‘Sing’ Review: Illumination’s Animated Musical Doesn’t Need Minions to Charm

With this touching and emotional film, Chris Meledandri’s company takes a big step up

Sing Illumination
Illumination

Can Illumination Entertainment’s animation czar Chris Meledandri pull a John Lasseter and become a critical darling to go along with the mint he’s made selling Minions merchandise?

On the evidence of Illumination’s “Sing,” which premiered on Saturday at the Toronto International Film Festival, the answer is a conditional yes.

Directed by Garth Jennings from an idea by Meledandri, “Sing” isn’t a top-to-bottom knockout like the recent animated gems “Inside Out,” “The Lego Movie,” “Rango” and this year’s “Zootopia” and “Kubo and the Two Strings.” But it starts out fun and then sneaks up on you for a final stretch that is both rousing and genuinely emotional.

Sort of a “hey, kids, let’s put on a show” musical for the age of “American Idol” and “The Voice,” it follows a bargain-basement impresario (voiced by Matthew McConaughey) as he stages a singing competition in an attempt to save his theater from foreclosure.

Reese Witherspoon, Scarlett Johansson, John C. Reilly, Seth MacFarlane and others play an array of sidekicks and wannabe stars: a teenage gorilla who’s being pressured to join the family gang, an overworked pig mother of 25, an elephant too shy to sing in public …

For the first half of the movie, the stories come fast and furious, and so do the snippets of dozens of pop songs.

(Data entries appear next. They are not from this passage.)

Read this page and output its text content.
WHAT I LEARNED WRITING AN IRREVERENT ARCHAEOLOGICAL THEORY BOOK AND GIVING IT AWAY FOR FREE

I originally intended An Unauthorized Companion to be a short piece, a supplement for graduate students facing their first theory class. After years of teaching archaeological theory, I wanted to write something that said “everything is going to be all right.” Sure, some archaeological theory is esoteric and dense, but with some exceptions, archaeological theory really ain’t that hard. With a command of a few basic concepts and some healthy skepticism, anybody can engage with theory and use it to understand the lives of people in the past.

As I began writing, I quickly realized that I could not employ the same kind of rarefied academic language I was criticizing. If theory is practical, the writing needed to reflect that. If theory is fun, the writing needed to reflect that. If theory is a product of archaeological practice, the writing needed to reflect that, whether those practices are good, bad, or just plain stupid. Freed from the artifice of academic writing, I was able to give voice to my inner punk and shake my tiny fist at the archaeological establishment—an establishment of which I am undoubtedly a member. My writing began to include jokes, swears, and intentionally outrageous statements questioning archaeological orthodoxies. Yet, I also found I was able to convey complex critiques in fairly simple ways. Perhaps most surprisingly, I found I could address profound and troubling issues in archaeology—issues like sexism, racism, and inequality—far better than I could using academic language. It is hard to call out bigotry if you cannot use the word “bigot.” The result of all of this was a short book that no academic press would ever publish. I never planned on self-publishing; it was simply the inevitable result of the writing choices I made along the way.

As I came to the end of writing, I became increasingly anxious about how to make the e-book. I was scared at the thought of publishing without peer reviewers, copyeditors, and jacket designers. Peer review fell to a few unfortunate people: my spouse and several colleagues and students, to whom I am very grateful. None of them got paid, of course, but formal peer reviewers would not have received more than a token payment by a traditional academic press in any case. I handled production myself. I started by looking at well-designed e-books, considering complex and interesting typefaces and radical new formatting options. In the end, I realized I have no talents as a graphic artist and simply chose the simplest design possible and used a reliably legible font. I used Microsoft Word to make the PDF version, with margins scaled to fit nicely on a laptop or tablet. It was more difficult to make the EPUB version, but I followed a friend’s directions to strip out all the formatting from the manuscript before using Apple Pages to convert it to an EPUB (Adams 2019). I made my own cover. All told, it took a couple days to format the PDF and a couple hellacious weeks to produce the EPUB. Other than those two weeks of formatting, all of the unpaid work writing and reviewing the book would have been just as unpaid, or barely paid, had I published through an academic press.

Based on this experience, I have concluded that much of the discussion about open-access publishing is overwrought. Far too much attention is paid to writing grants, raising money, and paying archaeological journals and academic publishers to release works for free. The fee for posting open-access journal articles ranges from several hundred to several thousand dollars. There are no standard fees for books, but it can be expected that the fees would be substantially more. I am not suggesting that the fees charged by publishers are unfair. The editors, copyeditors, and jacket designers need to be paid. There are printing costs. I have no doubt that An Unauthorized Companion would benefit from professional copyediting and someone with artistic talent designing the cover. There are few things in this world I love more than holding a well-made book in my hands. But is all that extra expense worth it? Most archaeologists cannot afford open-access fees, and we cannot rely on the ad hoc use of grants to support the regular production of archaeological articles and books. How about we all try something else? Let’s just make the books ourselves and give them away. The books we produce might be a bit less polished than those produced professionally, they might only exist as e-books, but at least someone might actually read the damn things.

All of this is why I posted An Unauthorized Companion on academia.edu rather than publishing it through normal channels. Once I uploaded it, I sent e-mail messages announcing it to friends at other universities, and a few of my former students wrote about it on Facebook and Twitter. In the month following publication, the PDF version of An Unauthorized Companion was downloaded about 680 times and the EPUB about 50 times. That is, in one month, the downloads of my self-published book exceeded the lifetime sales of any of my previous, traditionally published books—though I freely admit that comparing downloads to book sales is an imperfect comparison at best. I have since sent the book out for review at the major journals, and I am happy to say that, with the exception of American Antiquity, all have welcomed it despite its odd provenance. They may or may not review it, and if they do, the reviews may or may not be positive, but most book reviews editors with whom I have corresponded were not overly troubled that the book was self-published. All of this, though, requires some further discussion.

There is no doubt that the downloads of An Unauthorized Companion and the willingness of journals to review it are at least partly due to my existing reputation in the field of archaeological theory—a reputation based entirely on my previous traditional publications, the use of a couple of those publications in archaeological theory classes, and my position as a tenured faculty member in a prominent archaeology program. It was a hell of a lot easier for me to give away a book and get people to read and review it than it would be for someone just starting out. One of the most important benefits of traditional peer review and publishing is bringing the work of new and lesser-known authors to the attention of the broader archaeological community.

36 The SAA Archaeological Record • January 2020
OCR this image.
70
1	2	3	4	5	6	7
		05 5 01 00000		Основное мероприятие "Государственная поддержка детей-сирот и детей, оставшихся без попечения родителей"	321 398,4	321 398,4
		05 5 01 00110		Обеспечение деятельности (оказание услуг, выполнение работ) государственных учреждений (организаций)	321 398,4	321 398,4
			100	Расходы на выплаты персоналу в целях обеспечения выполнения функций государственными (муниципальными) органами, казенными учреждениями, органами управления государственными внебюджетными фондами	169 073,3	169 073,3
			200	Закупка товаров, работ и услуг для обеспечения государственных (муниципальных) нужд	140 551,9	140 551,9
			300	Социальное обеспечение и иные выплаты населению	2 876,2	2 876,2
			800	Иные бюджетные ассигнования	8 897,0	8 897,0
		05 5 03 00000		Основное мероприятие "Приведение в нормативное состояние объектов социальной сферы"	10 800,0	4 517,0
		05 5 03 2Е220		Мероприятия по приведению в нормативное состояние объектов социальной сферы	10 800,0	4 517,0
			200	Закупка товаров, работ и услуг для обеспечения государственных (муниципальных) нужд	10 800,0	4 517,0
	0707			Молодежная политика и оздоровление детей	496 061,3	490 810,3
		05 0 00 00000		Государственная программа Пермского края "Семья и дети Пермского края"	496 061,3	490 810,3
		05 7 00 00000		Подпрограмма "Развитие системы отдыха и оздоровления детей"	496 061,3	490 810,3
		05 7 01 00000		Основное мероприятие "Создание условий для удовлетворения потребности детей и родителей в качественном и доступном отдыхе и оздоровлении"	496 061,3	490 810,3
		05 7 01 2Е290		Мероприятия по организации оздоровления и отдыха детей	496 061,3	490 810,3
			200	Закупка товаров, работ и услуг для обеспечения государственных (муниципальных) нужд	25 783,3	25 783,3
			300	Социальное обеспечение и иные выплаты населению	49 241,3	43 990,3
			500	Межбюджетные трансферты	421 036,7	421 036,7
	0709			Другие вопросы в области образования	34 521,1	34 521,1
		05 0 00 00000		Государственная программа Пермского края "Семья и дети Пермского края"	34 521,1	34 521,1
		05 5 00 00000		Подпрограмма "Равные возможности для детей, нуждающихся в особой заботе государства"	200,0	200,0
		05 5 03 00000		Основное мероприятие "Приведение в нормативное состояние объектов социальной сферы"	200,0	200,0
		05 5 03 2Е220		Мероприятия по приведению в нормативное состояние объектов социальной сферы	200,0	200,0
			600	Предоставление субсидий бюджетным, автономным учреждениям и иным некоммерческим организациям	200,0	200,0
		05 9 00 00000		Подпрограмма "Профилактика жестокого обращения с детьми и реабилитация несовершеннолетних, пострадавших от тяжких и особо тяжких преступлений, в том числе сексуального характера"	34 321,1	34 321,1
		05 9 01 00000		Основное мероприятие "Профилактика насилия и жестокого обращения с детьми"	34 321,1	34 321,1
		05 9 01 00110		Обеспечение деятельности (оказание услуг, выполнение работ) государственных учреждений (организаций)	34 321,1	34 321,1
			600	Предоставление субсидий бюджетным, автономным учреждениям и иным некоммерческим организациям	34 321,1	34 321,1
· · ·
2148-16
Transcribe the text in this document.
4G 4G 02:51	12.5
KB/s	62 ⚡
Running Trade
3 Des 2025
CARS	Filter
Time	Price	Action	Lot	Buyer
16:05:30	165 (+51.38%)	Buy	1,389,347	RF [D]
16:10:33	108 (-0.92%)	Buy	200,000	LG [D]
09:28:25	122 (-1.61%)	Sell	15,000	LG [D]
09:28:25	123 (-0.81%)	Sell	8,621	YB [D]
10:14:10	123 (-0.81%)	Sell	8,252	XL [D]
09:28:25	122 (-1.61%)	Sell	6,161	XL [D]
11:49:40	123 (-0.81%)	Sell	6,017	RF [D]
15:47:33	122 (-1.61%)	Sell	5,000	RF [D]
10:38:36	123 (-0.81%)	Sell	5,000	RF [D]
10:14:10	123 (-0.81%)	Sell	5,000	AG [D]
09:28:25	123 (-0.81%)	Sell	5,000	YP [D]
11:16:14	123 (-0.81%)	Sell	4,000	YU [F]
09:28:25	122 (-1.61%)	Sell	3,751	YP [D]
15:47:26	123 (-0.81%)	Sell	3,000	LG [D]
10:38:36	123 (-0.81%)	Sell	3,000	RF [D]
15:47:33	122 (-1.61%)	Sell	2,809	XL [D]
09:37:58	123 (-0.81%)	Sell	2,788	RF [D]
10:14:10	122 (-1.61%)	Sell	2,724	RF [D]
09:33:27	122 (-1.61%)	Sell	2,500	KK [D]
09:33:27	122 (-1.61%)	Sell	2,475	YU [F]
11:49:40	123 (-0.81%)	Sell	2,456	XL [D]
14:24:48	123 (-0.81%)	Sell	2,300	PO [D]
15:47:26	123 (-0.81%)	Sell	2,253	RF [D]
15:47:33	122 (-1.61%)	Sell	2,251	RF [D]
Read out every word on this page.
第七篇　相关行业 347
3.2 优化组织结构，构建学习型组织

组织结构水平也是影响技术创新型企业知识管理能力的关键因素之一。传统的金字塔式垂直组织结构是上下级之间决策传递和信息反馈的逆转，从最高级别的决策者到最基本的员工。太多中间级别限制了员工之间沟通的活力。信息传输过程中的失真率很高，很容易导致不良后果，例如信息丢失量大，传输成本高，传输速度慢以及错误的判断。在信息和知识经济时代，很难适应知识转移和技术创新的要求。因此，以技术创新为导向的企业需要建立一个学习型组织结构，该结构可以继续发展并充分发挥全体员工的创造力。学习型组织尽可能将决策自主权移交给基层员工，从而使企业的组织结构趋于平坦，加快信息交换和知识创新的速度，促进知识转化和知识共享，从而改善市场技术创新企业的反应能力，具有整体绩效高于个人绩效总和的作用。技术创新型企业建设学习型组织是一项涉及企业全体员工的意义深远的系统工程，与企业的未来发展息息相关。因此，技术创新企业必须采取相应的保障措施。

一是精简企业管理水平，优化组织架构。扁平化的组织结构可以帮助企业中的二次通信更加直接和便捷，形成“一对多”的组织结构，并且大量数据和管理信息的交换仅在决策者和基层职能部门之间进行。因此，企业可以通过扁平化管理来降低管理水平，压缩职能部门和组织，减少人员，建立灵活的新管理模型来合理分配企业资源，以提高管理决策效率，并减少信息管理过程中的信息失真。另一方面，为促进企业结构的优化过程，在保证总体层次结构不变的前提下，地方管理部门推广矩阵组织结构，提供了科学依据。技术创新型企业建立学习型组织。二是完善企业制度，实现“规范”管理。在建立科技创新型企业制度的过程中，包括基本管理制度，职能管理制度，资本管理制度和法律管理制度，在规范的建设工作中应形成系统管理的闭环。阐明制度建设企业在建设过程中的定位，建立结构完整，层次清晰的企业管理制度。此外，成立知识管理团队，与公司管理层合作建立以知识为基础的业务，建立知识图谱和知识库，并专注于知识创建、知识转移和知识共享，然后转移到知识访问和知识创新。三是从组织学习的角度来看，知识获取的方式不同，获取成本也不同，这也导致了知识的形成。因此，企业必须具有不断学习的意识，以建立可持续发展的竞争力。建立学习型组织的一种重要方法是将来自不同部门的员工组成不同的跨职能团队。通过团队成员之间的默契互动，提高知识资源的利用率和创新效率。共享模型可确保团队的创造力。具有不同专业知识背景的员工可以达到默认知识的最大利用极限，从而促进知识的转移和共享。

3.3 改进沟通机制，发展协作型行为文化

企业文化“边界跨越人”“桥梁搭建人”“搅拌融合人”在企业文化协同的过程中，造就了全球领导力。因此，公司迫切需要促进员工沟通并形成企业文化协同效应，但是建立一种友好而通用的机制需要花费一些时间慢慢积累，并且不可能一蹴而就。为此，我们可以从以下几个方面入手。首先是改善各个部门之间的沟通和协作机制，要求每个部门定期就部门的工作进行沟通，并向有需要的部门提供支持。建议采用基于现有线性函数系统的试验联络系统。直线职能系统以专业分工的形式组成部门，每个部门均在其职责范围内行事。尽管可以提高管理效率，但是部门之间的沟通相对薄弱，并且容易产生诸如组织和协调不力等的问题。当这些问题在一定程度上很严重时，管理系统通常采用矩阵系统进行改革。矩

It’s not frantic in the overly adrenalized manner of many animated films, but it’s something of a jumble nonetheless.

But when the characters hit rock bottom, the movie quietly gets more emotional and more sure-handed. It’s not easy to make us feel for animated characters who we’ve been laughing at, but we do, as the repeated applause in Toronto’s Princess of Wales Theatre showed.

Of course it helps that the film makes use of some genuinely great pop songs, including Stevie Wonder’s “Doncha Worry ‘Bout a Thing,” Leonard Cohen’s “Hallelujah” and especially the Beatles’ “Golden Slumbers/Carry That Weight.”

Sure, a couple of those songs are pretty overused — but as a post-screening performance by Jennifer Hudson and Tori Kelly showed, the darn things also work.

And so does “Sing.” In an extremely strong year for animation, Illumination has taken a big step up.